Pour simplifier, disons qu’un patient veut un médicament qui rallonge sa vie et améliore sa vie. Il n’est pas spécialement d’accord pour échanger un infarctus contre un cancer, une destruction des muscles ou des reins. Les scientifiques qui se focalisent sur la mortalité cardiovasculaire sont « myopes », et ceux qui prennent en compte des critères subjectifs et n’influant pas sur la mortalité prennent le risque de vouloir soigner « la paille dans l’œil », oubliant la poutre.

En France, Michel de Lorgeril et Philippe Even ont mis cette myopie en exergue. Dans le monde, d’autres l’ont fait bien avant eux, sans que la communauté médicale (ou scientifique) réalise son erreur de focalisation. J’irai même jusqu’à dire que l’industrie Pharma a appris de ses échecs et qu’elle a vite compris qu’il fallait soit frauder (truquer les données des essais, qui lui appartiennent et qu’elle ne veut pas communiquer) ou changer le critère principal de manière à écarter la mortalité totale.
Mais le clofibrate, provoquant calculs biliaires et anomalies hépatiques, fut aussi retiré du marché, malgré que le marketing ait clamé son innocuité et sa bonne tolérance juste avant. Reprenons le titre d’un article du New York Times de décembre 1980 : « Miracle' Drug Discredited; Health System Is Faulted; »


On voit bien que les scandales comme le MEDIATOR, le VIOXX ou la cérivastatine ne sont pas nouveaux. Le système sanitaire a failli de nombreuses fois et toujours pour les mêmes raisons.

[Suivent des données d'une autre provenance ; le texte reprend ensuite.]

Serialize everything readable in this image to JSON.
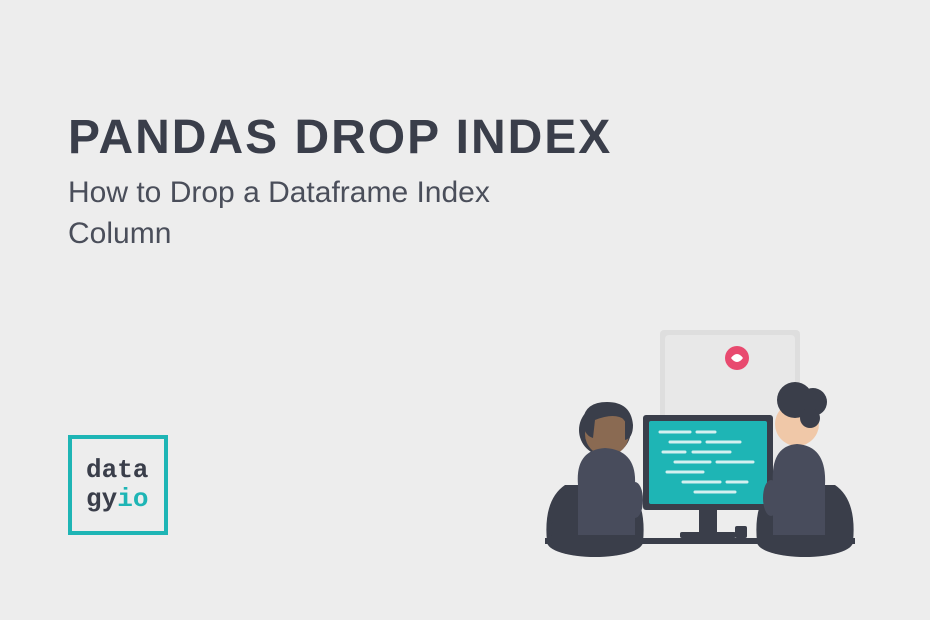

Ce texte est tiré en partie de la traduction du livre « Prescribing by Numbers  - Drugs and the Definition of Disease», de Jeremy A. GREENE, du département d’Histoire d’Harvard, spécialisé en pharmaco-économie et Pharmaco-épidémiologie. Ce livre a pour sujet l’interaction entre un médicament et la définition d’une maladie dont les limites n’ont pas cessé de changer. C’est donc un texte historique, pour aborder l’histoire commerciale des statines et montrer le lien avec leur histoire scientifique. Cela permet aussi d’identifier les acteurs en présence.